Transparence : où se situe le Maroc dans le classement mondial de la corruption 2025 ?
Le Maroc a légèrement amélioré sa position dans l’Indice de perception de la corruption (IPC) 2025 publié par Transparency International, mais l’évolution reste faible face aux défis structurels qui persistent dans le pays et à l’échelle mondiale. Avec 39 points sur 100, le Royaume gagne quelques places dans le classement mondial, s’établissant 91ᵉ sur 182 pays, selon les données du rapport.
Un bilan contrasté malgré une meilleure note
Le score de 39 points enregistré par le Maroc en 2025 représente une amélioration par rapport à l’année précédente, confirmant une légère hausse de la perception de l’intégrité du secteur public. Cette progression modeste permet au pays de se rapprocher de la moyenne régionale du Moyen-Orient et de l’Afrique du Nord (MENA), mais reste en deçà de la moyenne mondiale fixée à 42 points, la plus basse observée depuis plus d’une décennie.

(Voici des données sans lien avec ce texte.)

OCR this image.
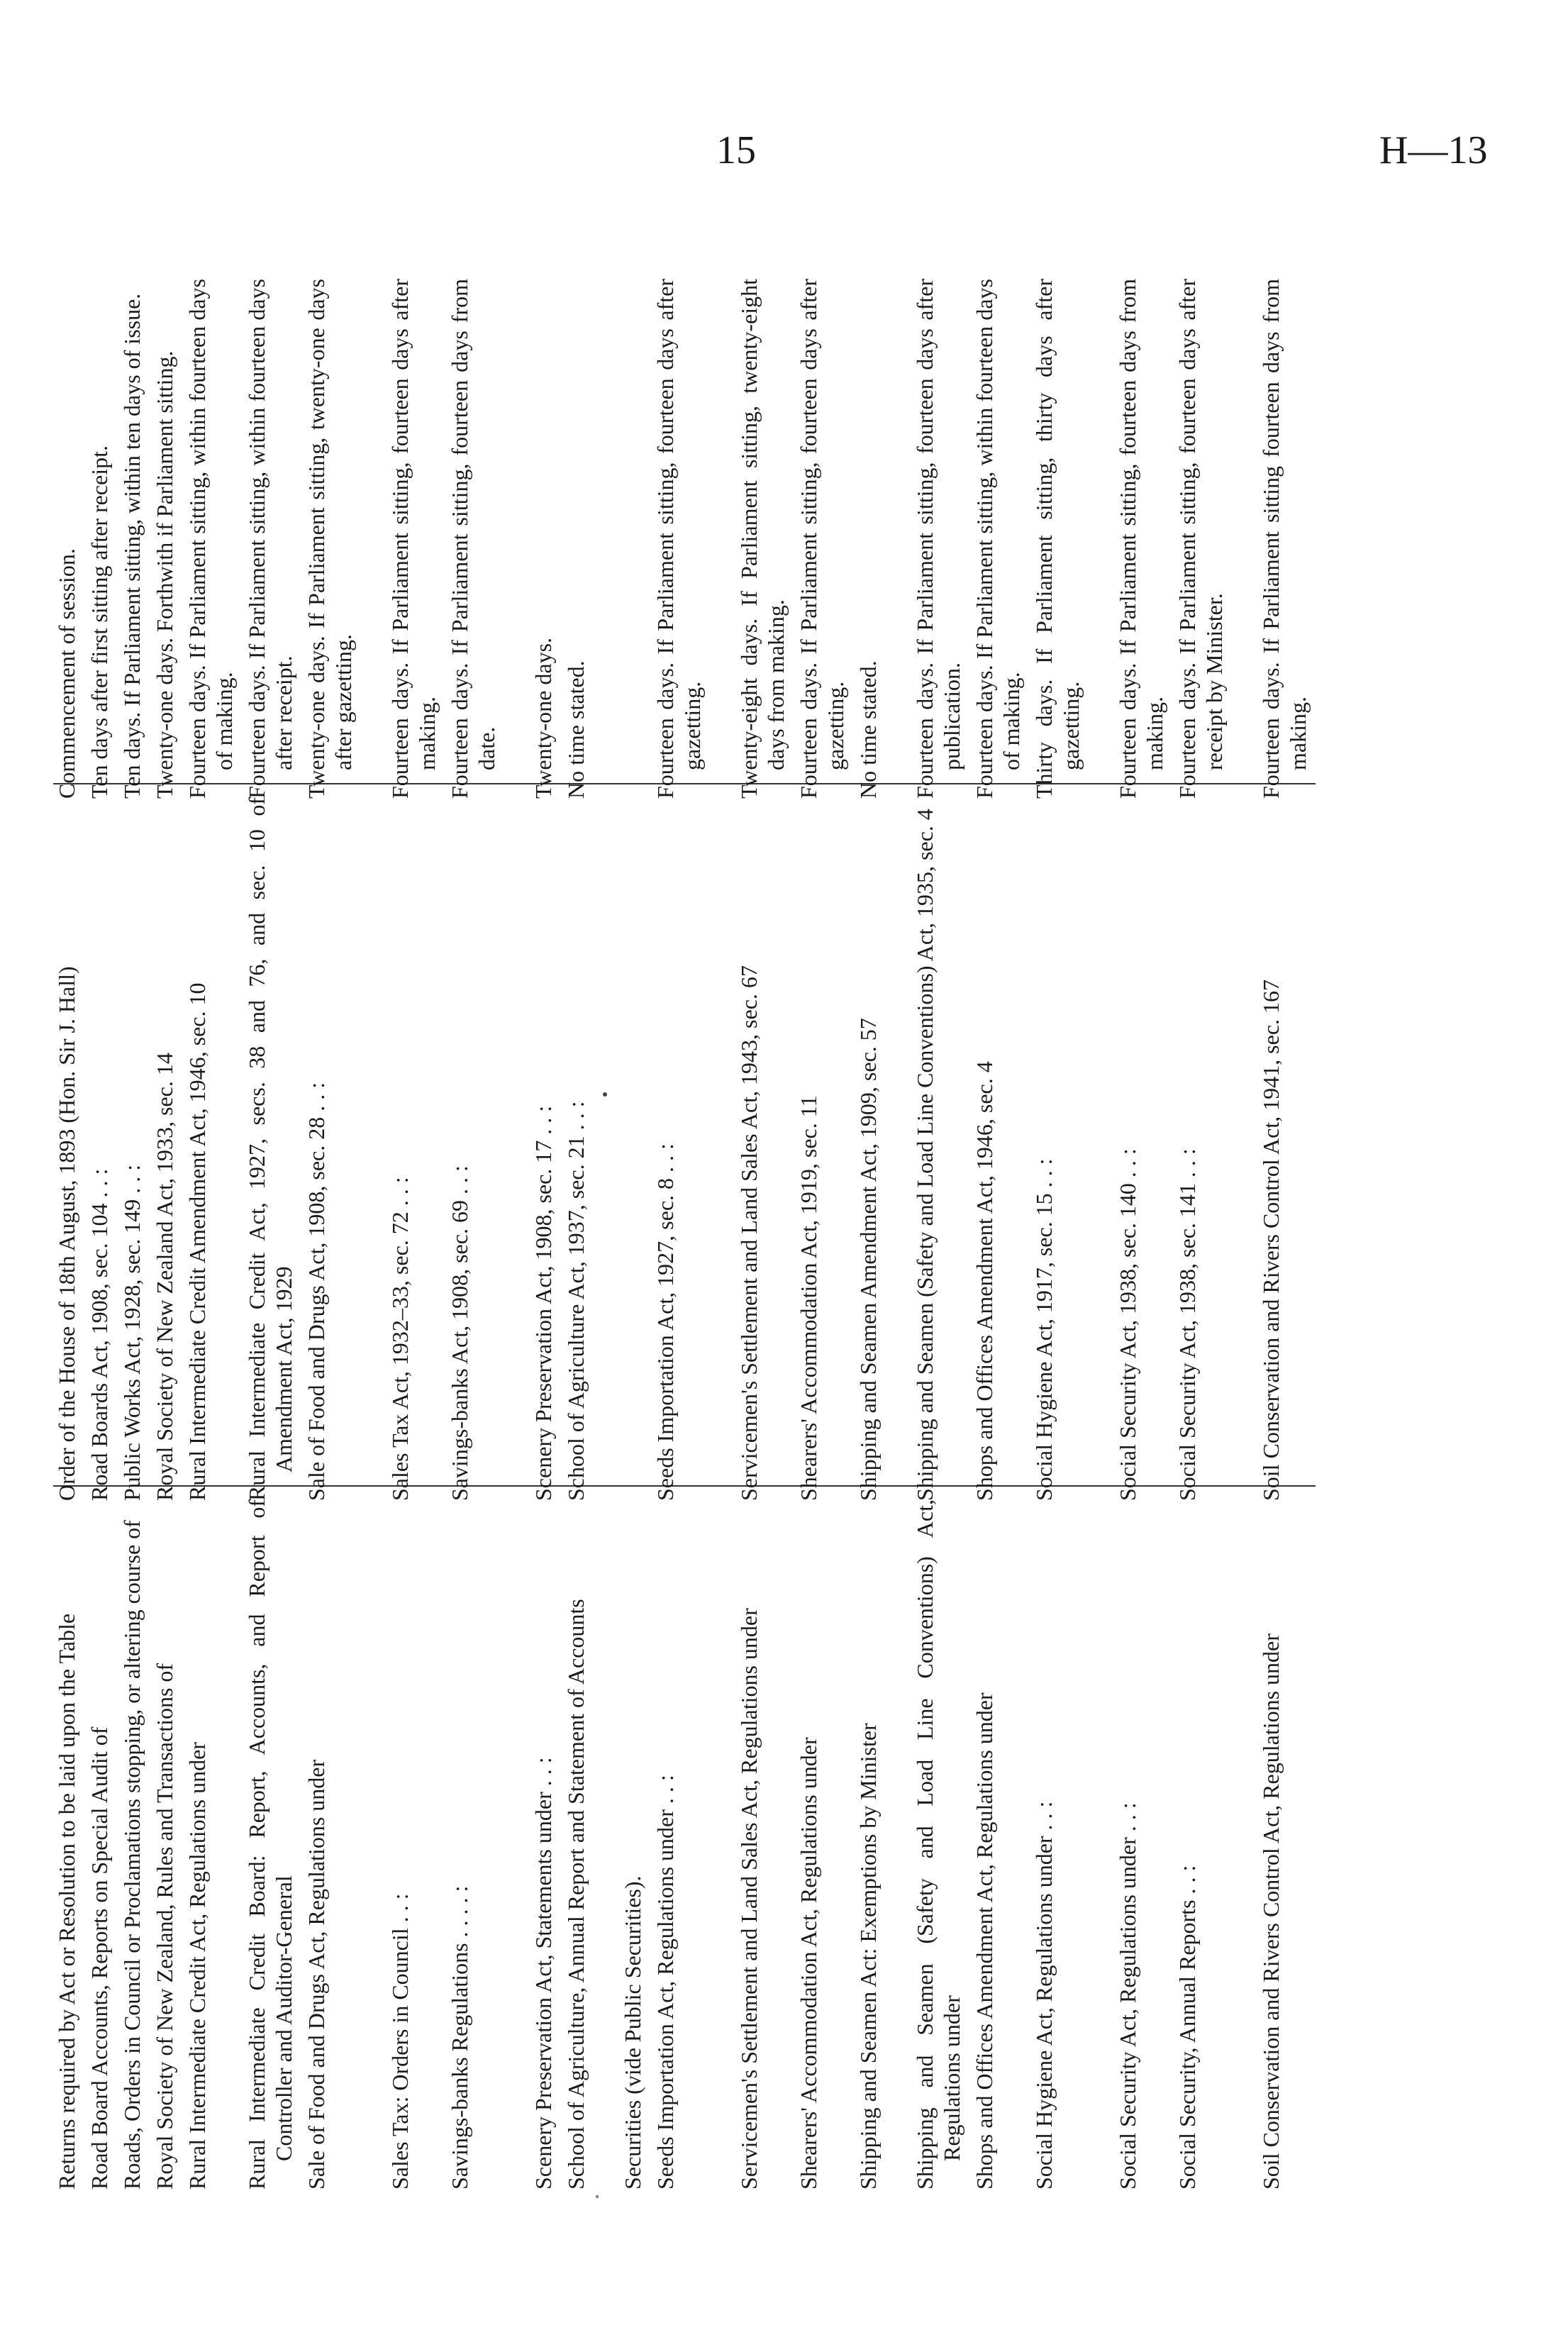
15	H—13
Returns required by Act or Resolution to be laid upon the Table	Order of the House of 18th August, 1893 (Hon. Sir J. Hall)	Commencement of session.
Road Board Accounts, Reports on Special Audit of	Road Boards Act, 1908, sec. 104 . . :	Ten days after first sitting after receipt.
Roads, Orders in Council or Proclamations stopping, or altering course of	Public Works Act, 1928, sec. 149 . . :	Ten days. If Parliament sitting, within ten days of issue.
Royal Society of New Zealand, Rules and Transactions of	Royal Society of New Zealand Act, 1933, sec. 14	Twenty-one days. Forthwith if Parliament sitting.
Rural Intermediate Credit Act, Regulations under	Rural Intermediate Credit Amendment Act, 1946, sec. 10	Fourteen days. If Parliament sitting, within fourteen days of making.
Rural Intermediate Credit Board: Report, Accounts, and Report of Controller and Auditor-General	Rural Intermediate Credit Act, 1927, secs. 38 and 76, and sec. 10 of Amendment Act, 1929	Fourteen days. If Parliament sitting, within fourteen days after receipt.
Sale of Food and Drugs Act, Regulations under	Sale of Food and Drugs Act, 1908, sec. 28 . . :	Twenty-one days. If Parliament sitting, twenty-one days after gazetting.

Sales Tax: Orders in Council . . :	Sales Tax Act, 1932–33, sec. 72 . . :	Fourteen days. If Parliament sitting, fourteen days after making.
Savings-banks Regulations . . . . :	Savings-banks Act, 1908, sec. 69 . . :	Fourteen days. If Parliament sitting, fourteen days from date.

Scenery Preservation Act, Statements under . . :	Scenery Preservation Act, 1908, sec. 17 . . :	Twenty-one days.
School of Agriculture, Annual Report and Statement of Accounts	School of Agriculture Act, 1937, sec. 21 . . :	No time stated.

Securities (vide Public Securities).		
Seeds Importation Act, Regulations under . . :	Seeds Importation Act, 1927, sec. 8 . . :	Fourteen days. If Parliament sitting, fourteen days after gazetting.

Servicemen's Settlement and Land Sales Act, Regulations under	Servicemen's Settlement and Land Sales Act, 1943, sec. 67	Twenty-eight days. If Parliament sitting, twenty-eight days from making.
Shearers' Accommodation Act, Regulations under	Shearers' Accommodation Act, 1919, sec. 11	Fourteen days. If Parliament sitting, fourteen days after gazetting.
Shipping and Seamen Act: Exemptions by Minister	Shipping and Seamen Amendment Act, 1909, sec. 57	No time stated.

Shipping and Seamen (Safety and Load Line Conventions) Act, Regulations under	Shipping and Seamen (Safety and Load Line Conventions) Act, 1935, sec. 4	Fourteen days. If Parliament sitting, fourteen days after publication.
Shops and Offices Amendment Act, Regulations under	Shops and Offices Amendment Act, 1946, sec. 4	Fourteen days. If Parliament sitting, within fourteen days of making.
Social Hygiene Act, Regulations under . . :	Social Hygiene Act, 1917, sec. 15 . . :	Thirty days. If Parliament sitting, thirty days after gazetting.

Social Security Act, Regulations under . . :	Social Security Act, 1938, sec. 140 . . :	Fourteen days. If Parliament sitting, fourteen days from making.
Social Security, Annual Reports . . :	Social Security Act, 1938, sec. 141 . . :	Fourteen days. If Parliament sitting, fourteen days after receipt by Minister.

Soil Conservation and Rivers Control Act, Regulations under	Soil Conservation and Rivers Control Act, 1941, sec. 167	Fourteen days. If Parliament sitting fourteen days from making.
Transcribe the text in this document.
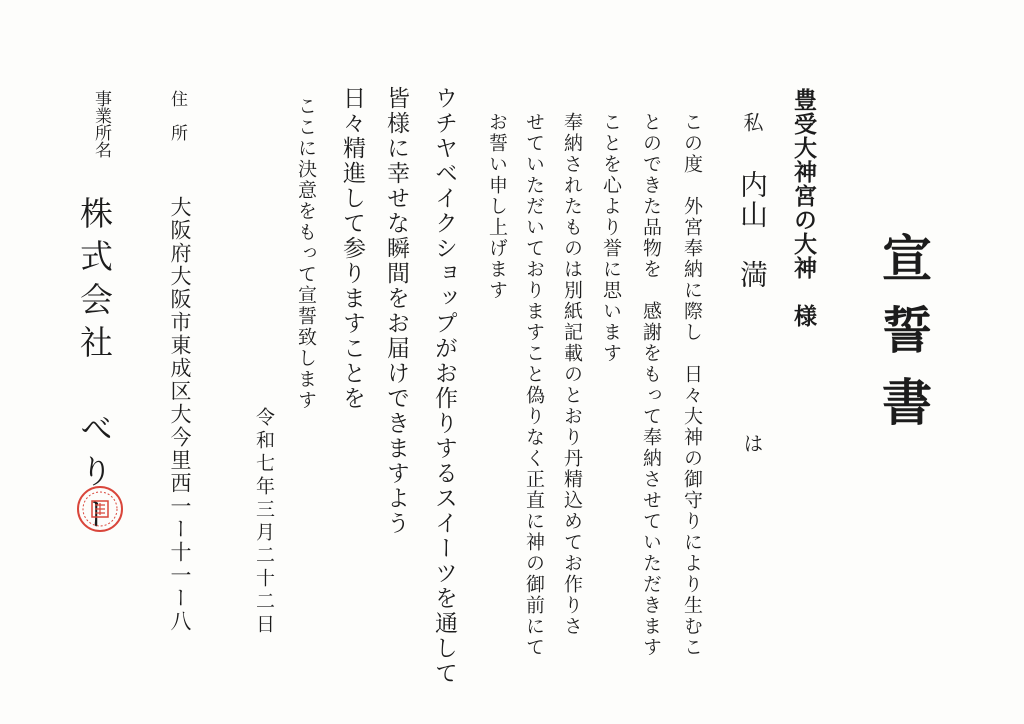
宣誓書
豊受大神宮の大神　様
私 内山　満 は
この度　外宮奉納に際し　日々大神の御守りにより生むこ
とのできた品物を　感謝をもって奉納させていただきます
ことを心より誉に思います
奉納されたものは別紙記載のとおり丹精込めてお作りさ
せていただいておりますこと偽りなく正直に神の御前にて
お誓い申し上げます
ウチヤベイクショップがお作りするスイーツを通して
皆様に幸せな瞬間をお届けできますよう
日々精進して参りますことを
ここに決意をもって宣誓致します
令和七年三月二十二日
住　所
大阪府大阪市東成区大今里西一ー十一ー八
事業所名
株式会社　べりー
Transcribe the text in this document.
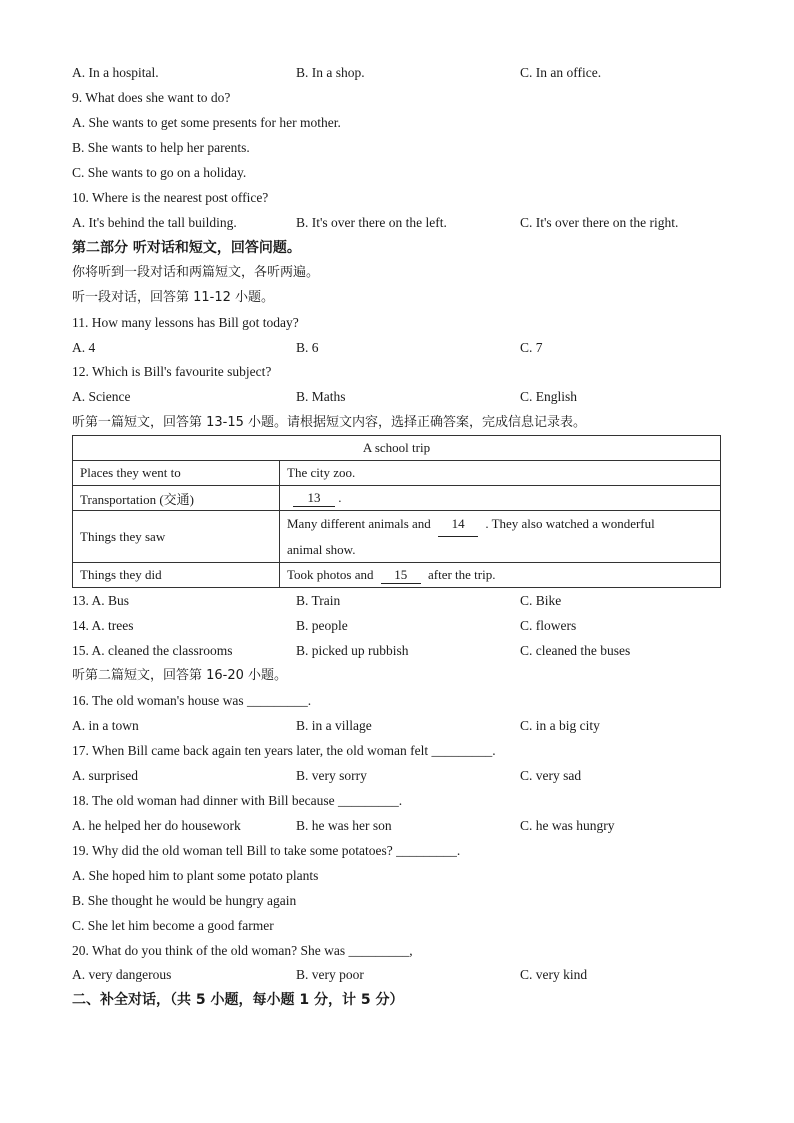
A. In a hospital.	B. In a shop.	C. In an office.
9. What does she want to do?
A. She wants to get some presents for her mother.
B. She wants to help her parents.
C. She wants to go on a holiday.
10. Where is the nearest post office?
A. It's behind the tall building.	B. It's over there on the left.	C. It's over there on the right.
第二部分 听对话和短文，回答问题。
你将听到一段对话和两篇短文，各听两遍。
听一段对话，回答第 11-12 小题。
11. How many lessons has Bill got today?
A. 4	B. 6	C. 7
12. Which is Bill's favourite subject?
A. Science	B. Maths	C. English
听第一篇短文，回答第 13-15 小题。请根据短文内容，选择正确答案，完成信息记录表。
A school trip	
Places they went to	The city zoo.
Transportation (交通)	13 .
Things they saw	Many different animals and 14 . They also watched a wonderful
animal show.
Things they did	Took photos and 15 after the trip.
13. A. Bus	B. Train	C. Bike
14. A. trees	B. people	C. flowers
15. A. cleaned the classrooms	B. picked up rubbish	C. cleaned the buses
听第二篇短文，回答第 16-20 小题。
16. The old woman's house was _________.
A. in a town	B. in a village	C. in a big city
17. When Bill came back again ten years later, the old woman felt _________.
A. surprised	B. very sorry	C. very sad
18. The old woman had dinner with Bill because _________.
A. he helped her do housework	B. he was her son	C. he was hungry
19. Why did the old woman tell Bill to take some potatoes? _________.
A. She hoped him to plant some potato plants
B. She thought he would be hungry again
C. She let him become a good farmer
20. What do you think of the old woman? She was _________,
A. very dangerous	B. very poor	C. very kind
二、补全对话，（共 5 小题，每小题 1 分，计 5 分）
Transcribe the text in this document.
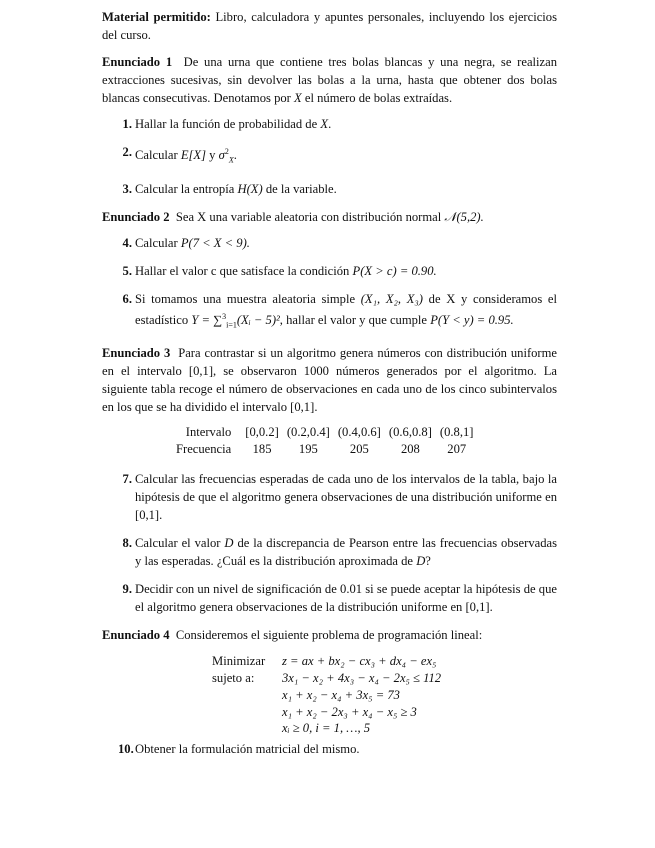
Material permitido: Libro, calculadora y apuntes personales, incluyendo los ejercicios del curso.

Enunciado 1 De una urna que contiene tres bolas blancas y una negra, se realizan extracciones sucesivas, sin devolver las bolas a la urna, hasta que obtener dos bolas blancas consecutivas. Denotamos por X el número de bolas extraídas.

1. Hallar la función de probabilidad de X.
2. Calcular E[X] y $\sigma^2_X$.
3. Calcular la entropía H(X) de la variable.

Enunciado 2 Sea X una variable aleatoria con distribución normal 𝒩(5,2).

4. Calcular P(7 < X < 9).
5. Hallar el valor c que satisface la condición P(X > c) = 0.90.
6. Si tomamos una muestra aleatoria simple (X₁, X₂, X₃) de X y consideramos el estadístico Y = ∑$^3_{i=1}$(Xᵢ − 5)², hallar el valor y que cumple P(Y < y) = 0.95.

Enunciado 3 Para contrastar si un algoritmo genera números con distribución uniforme en el intervalo [0,1], se observaron 1000 números generados por el algoritmo. La siguiente tabla recoge el número de observaciones en cada uno de los cinco subintervalos en los que se ha dividido el intervalo [0,1].

Intervalo	[0,0.2]	(0.2,0.4]	(0.4,0.6]	(0.6,0.8]	(0.8,1]
Frecuencia	185	195	205	208	207
7. Calcular las frecuencias esperadas de cada uno de los intervalos de la tabla, bajo la hipótesis de que el algoritmo genera observaciones de una distribución uniforme en [0,1].
8. Calcular el valor D de la discrepancia de Pearson entre las frecuencias observadas y las esperadas. ¿Cuál es la distribución aproximada de D?
9. Decidir con un nivel de significación de 0.01 si se puede aceptar la hipótesis de que el algoritmo genera observaciones de la distribución uniforme en [0,1].

Enunciado 4 Consideremos el siguiente problema de programación lineal:

Minimizar z = ax + bx₂ − cx₃ + dx₄ − ex₅
sujeto a: 3x₁ − x₂ + 4x₃ − x₄ − 2x₅ ≤ 112
x₁ + x₂ − x₄ + 3x₅ = 73
x₁ + x₂ − 2x₃ + x₄ − x₅ ≥ 3
xᵢ ≥ 0, i = 1, …, 5
10. Obtener la formulación matricial del mismo.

Sur le plan régional, le Maroc se retrouve ex æquo avec la Tunisie dans le classement africain, position qui place le Royaume au premier rang maghrébin devant des pays comme l’Algérie ou la Mauritanie. À l’échelle africaine, il se situe autour de la quinzième place, derrière des pays comme les Seychelles, le Cap-Vert ou le Rwanda, selon les données comparatives du rapport.
Des progrès fragiles sur le long terme
Si ce léger rebond est encourageant, il masque une tendance lourde qui inquiète les observateurs. Le Maroc a connu son meilleur classement en 2018, avec 43 points, mais depuis lors la note a oscillé sans véritable dynamique ascendante durable, fluctuant entre 37 et 40 points avant la progression récente.
Des organisations locales, à l’instar de Transparency Maroc, se disent préoccupées par cette stagnation de longue durée, estimant que les efforts pour renforcer la transparence et lutter contre les abus de pouvoir restent insuffisants.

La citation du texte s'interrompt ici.